Monday, March 13, 2017

Prairie Fascist

He’s at it again.

Rep. Steve King (R-Iowa) has gained notoriety for his often contentious — and, occasionally, almost overtly racist — comments about immigration and the demographics of the United States. On Sunday, in a tweet about the nationalist Dutch politician Geert Wilders, King again appears to have crossed the line.

“Wilders understands that culture and demographics are our destiny,” King wrote. “We can’t restore our civilization with somebody else’s babies.”

The formulation of “our” civilization being at risk from “somebody else’s babies” is a deliberate suggestion that American civilization is threatened by unnamed “others” — almost certainly a reference to non-Westerners. The idea that national identity and racial identity overlap entirely is the crux of white nationalism; King’s formulation above toes close to that line, if it doesn’t cross. American culture, of course, was formed in part over the past two centuries by the assimilation of immigrants from a broad range of nations — first mostly European but later a broader diaspora. Iowa, the state King represents, remains one of the most homogeneously white in the United States.

Calling Steve King “almost overtly racist” is like saying it gets a little chilly at the South Pole.  This is his regular gig.
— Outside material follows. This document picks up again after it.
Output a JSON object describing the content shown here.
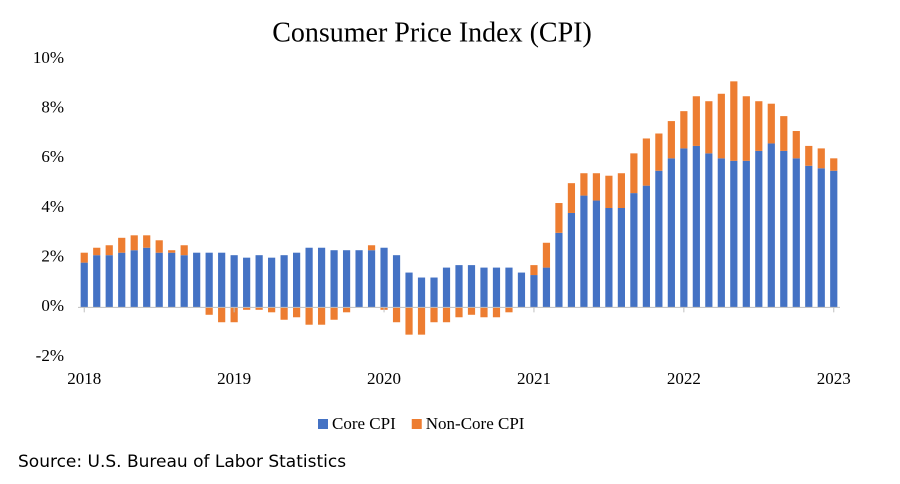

You have to wonder if he’s doing this just to represent a particular mind-set in his district (although I can say from my own experience that the people and the part of the country he represents are by and large not at all like him or think this way) or that he’s just a fascist and a racist by his own stunted growth and stupidity.  The reason he’s re-elected time and time again is because of inertia and a lack of competition.